Besides these three authentic bits of news, which I heard by chance, I also received other vague information through pilgrims from Central Asia who visited the Bokhara-Tekkesi (monastery) in Constantinople. My incognito travels have become quite legendary in Turkestan.

Hadji Bilal, my most intimate friend in the pilgrims' caravan with which we travelled, who visited Mecca and Medina in the seventies, remained firm in his belief in my Moslemism; he even asserted that if I had adopted an incognito at all, it was decidedly rather in Europe than in Asia, and that my Christianity was apocryphal. How far he was right in his supposition the reader of these memoirs can judge for himself.

In the matter of prejudice, superstition, and fanaticism, there is only this difference between the West, which is so proud of its civilisation, and uncultivated Asia, that in the West human passions are restrained by the laws of more advanced civilisation, and the adherents of foreign religious or political opinions, are exposed to less dangers in public life than in Asia where lawlessness and anarchy afford no protection.

Unfortunately I made bitter experiences in this respect. Where my origin was unknown, my career so full of struggles found much more acknowledgment than in those circles in which I, as a Jew, was defamed, and from the very beginning marked as a liar and deceiver. It was the same with my political opinions. Until the Franco-Russian alliance was strengthened I had many friends in France, but I lost them all the moment I took up my position as anti-Russian writer, in England's interest in Asia. Even in England I was made to feel the effect of political quarrels amongst the various parties. Mr. Ashton Dilke, a furious Liberal and a pro-Russian, in conjunction with Herr Eugen Schuyler, secretary to the American Embassy at St. Petersburg (whose ancestor took a prominent part against England in the American War of Independence), took it into his head to represent my journey through Central Asia as fiction, and attacked me in the Athenæum No. 2,397. He asserted that I, a connoisseur of Oriental languages, had never been in Bokhara nor Samarkand, and had written my book with no other foundation than the facts I had collected in the Bosphorus, and as a proof of this assertion it was said that I had described the famous nephrit stone on the tomb of Timour as green, whereas in reality it was blue. Little or no notice was taken of this attack by my friends in England, and I was not a little surprised when the noted Russian orientalist, Mr. W. Grigorieff, declared in Russki Mir that this attack on the authenticity of my journey was ridiculous and inadmissible, and designated me as an audacious and remarkable traveller of recent date, though he had sharply criticised my History of Bokhara some time before.

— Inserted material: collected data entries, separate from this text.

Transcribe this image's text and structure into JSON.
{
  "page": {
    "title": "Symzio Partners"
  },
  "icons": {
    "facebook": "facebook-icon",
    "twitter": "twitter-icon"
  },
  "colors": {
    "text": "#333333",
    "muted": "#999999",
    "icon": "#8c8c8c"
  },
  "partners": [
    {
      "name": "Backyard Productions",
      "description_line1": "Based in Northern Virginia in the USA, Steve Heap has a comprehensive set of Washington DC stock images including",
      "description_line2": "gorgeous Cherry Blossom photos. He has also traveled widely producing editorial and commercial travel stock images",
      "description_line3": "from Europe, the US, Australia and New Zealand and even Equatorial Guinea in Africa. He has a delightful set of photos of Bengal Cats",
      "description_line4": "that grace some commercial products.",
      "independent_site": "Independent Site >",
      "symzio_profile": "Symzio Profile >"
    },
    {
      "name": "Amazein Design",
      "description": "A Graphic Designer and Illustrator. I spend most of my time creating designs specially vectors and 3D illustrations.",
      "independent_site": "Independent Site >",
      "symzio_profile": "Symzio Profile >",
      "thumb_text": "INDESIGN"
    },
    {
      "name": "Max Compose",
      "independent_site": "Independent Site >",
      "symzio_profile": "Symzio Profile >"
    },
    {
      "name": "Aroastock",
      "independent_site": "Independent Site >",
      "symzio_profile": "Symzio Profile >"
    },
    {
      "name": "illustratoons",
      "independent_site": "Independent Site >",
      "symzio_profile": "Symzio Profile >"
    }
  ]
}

Considering my strongly marked opposition to Russia, this trick of holding out a saving hand seems rather strange; but the kindness evinced missed its aim, for my political works continued to be anti-Russian.

Also Mr. Schuyler, the American diplomatist, in spite of the hatred he bore to England, changed his tone in time; for when he visited Budapest in 1886, I received the following letter from him:—

"Budapest, Hotel Königin von England,
"Monday, November 8, 1886.

"Dear Mr. Vambéry,—

"If you are willing to overlook some hasty criticisms of mine when I was in Central Asia, and will receive me, I shall be most happy to call upon you.

"Believe me, dear sir, yours most sincerely,
"Eugene Schuyler."

Of course I overlooked the "hasty criticisms," gave Mr. Schuyler a warm reception, and have corresponded with him ever since. I have only mentioned this incident to prove how very unstable criticism sometimes is, and how very often the private interests of religion or of politics can lead to the attack on a man's character and his honour.

A certain Professor William Davies (?) took it into his head to give lectures as pseudo-Vambéry, and for the sake of greater resemblance even feigned lameness, but was unmasked by my deceased friend, Professor Kiepert, on the 22nd of January, 1868; others again tried to represent me as an impostor, and discredited the result of my dangers and privations from personal motives.

I have had endless opportunities of studying human nature in all its phases. It seemed as though an unkind fate refused to remove the bitter chalice from my lips, and if, in spite of all, I never lost courage, nor my lively disposition, I have only my love of work to thank for it; it drew a veil over all that was unpleasant, and permitted me to gaze joyfully from my workroom on the outside world. Unfavourable criticism, which no man of letters can escape, least of all an explorer who has met with uncommon experiences, never offended or hurt me. But what was most unpleasant was the thorn of envy the pricks of which I was made to feel, and the attacks made with evil designs, in which the Russian press excelled.